O(log(log(n))))-竞争是什么意思?
我正在研究一些数据结构,我注意到这是一个时间复杂度: O(log(log(n))))-竞争性。
我读到持续竞争是预期时间/最佳时间的比率。 但具有一定的竞争力意味着什么呢?
I was going through some data structures and I noticed this as a time complexity:
O(log(log(n))))-competitive.
I read that constant-competitive was the ratio of the expected time/optimal time.
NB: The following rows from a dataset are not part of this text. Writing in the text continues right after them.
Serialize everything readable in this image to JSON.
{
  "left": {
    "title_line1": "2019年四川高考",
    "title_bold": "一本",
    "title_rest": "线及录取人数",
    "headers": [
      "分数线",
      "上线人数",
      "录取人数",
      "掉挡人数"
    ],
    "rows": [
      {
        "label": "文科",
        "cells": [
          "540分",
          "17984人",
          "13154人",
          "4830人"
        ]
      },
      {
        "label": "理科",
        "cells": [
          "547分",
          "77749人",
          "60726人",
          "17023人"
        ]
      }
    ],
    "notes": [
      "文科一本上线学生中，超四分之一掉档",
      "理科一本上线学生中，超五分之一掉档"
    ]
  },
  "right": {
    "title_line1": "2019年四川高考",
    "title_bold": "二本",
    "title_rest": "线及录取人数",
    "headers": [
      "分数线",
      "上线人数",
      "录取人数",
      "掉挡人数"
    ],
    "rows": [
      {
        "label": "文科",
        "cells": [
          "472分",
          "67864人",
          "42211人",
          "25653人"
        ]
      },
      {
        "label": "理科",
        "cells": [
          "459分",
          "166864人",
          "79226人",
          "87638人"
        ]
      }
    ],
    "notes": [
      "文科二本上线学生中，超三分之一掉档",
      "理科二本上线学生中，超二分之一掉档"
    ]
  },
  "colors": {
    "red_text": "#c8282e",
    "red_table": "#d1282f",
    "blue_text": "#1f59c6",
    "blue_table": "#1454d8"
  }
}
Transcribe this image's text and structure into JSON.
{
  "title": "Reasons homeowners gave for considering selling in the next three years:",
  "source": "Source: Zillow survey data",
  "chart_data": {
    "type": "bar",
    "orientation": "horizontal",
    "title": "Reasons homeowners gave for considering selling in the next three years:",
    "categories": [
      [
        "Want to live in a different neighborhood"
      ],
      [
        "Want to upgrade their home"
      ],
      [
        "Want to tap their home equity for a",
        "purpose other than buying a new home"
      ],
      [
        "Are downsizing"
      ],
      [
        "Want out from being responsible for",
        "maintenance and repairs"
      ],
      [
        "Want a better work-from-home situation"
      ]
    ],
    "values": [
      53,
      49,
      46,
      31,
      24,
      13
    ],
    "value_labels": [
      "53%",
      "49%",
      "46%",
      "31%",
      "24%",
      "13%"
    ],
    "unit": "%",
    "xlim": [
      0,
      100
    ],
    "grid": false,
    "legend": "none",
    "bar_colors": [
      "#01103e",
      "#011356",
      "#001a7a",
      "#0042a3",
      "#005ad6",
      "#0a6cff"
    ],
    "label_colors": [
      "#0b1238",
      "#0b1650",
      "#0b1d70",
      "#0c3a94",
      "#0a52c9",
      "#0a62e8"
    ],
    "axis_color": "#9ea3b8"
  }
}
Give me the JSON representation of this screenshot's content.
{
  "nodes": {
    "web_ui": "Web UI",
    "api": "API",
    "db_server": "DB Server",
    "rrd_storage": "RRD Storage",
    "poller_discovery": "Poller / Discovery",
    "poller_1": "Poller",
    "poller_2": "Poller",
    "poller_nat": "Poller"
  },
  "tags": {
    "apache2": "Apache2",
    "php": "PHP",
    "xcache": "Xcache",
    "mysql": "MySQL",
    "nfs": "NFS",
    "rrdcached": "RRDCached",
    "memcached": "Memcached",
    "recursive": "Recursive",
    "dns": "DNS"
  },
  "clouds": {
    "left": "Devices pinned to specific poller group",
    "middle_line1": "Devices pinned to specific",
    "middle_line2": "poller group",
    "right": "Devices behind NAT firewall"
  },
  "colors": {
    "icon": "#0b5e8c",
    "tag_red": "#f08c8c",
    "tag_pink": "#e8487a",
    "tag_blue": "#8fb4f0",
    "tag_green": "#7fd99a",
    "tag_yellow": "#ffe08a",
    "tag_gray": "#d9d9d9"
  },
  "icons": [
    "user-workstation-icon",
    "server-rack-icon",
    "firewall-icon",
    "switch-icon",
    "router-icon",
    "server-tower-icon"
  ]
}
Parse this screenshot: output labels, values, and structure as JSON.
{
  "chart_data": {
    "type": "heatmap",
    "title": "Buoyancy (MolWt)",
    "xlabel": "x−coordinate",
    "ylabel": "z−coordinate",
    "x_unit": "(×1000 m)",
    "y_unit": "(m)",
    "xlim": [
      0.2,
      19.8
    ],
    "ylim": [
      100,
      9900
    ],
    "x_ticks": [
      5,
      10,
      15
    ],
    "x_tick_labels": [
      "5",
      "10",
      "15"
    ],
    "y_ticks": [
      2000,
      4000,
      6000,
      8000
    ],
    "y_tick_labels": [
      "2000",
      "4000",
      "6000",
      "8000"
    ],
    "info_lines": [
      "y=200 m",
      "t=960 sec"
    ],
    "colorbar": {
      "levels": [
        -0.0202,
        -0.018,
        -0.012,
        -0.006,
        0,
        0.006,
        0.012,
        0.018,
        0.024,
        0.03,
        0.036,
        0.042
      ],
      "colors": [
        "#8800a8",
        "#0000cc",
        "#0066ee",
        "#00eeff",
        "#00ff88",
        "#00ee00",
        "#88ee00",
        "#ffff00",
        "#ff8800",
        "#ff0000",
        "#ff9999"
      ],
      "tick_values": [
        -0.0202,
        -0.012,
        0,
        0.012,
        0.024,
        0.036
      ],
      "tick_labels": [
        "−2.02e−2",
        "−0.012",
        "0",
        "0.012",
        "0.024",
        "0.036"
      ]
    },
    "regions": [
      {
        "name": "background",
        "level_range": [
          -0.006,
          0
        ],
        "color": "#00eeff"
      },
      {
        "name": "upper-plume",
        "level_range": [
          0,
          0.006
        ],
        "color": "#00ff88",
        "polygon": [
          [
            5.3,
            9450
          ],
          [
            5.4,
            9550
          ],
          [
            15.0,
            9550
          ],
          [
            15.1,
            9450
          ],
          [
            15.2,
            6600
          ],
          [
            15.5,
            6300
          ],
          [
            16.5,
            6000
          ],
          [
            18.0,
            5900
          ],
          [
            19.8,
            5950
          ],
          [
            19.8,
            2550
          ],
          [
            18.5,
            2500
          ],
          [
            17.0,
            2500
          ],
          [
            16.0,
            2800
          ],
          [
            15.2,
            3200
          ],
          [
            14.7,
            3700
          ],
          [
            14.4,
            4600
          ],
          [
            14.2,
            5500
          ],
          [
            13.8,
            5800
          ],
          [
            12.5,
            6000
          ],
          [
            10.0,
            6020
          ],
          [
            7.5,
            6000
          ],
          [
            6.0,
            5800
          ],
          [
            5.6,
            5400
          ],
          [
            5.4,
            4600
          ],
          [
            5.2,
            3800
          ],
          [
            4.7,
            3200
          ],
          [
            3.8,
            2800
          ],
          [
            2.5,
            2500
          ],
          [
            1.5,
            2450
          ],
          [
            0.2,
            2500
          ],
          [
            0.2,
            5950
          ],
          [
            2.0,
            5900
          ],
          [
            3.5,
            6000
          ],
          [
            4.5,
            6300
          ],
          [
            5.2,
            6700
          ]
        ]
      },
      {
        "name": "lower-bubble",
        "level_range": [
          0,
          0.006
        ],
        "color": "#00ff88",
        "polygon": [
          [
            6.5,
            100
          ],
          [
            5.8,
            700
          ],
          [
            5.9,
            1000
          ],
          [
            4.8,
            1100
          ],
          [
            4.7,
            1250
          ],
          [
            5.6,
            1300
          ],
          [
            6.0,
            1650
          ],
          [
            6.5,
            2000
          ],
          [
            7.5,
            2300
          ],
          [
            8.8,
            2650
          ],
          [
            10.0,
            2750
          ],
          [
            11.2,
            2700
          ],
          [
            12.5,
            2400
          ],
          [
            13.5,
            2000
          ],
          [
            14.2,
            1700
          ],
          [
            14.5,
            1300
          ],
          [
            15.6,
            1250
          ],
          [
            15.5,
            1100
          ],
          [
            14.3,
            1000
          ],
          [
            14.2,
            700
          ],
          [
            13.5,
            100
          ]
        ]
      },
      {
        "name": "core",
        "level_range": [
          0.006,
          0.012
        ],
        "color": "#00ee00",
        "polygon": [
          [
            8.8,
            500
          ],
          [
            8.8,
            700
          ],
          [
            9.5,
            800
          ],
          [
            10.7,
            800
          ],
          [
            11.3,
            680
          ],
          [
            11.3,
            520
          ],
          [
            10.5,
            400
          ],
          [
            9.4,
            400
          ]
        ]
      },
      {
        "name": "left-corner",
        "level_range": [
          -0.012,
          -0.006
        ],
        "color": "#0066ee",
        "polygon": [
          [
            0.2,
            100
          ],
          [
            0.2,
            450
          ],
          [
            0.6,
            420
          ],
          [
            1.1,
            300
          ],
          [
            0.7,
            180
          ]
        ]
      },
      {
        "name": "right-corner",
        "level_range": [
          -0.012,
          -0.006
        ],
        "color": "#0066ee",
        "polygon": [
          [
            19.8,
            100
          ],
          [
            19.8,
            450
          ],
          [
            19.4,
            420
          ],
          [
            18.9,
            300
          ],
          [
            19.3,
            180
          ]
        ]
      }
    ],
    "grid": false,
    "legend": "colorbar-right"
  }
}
But what does it mean to have a set-competitive?
如果你对这篇内容有疑问,欢迎到本站社区发帖提问 参与讨论,获取更多帮助,或者扫码二维码加入 Web 技术交流群。
绑定邮箱获取回复消息
由于您还没有绑定你的真实邮箱,如果其他用户或者作者回复了您的评论,将不能在第一时间通知您!
发布评论
评论(2)
在线算法是一种预先不知道其输入的算法,并且必须(在某种意义上)对不可预测的输入“做出反应”。 相比之下,离线算法是那些提前知道所有输入的算法。
竞争分析将最佳在线算法与最佳离线算法的性能进行比较。 因此,k-competitive 意味着存在一种离线算法,其性能最多比在线算法差 k 倍。 因此,O(lglgn) 竞争意味着最优离线算法的性能至多比最优在线算法差 lglgn(常量的倍)倍。
术语“k-竞争”可以以与术语“k-近似”相同的方式来思考。 k 近似意味着近似算法的性能最多比最优算法差 k 倍。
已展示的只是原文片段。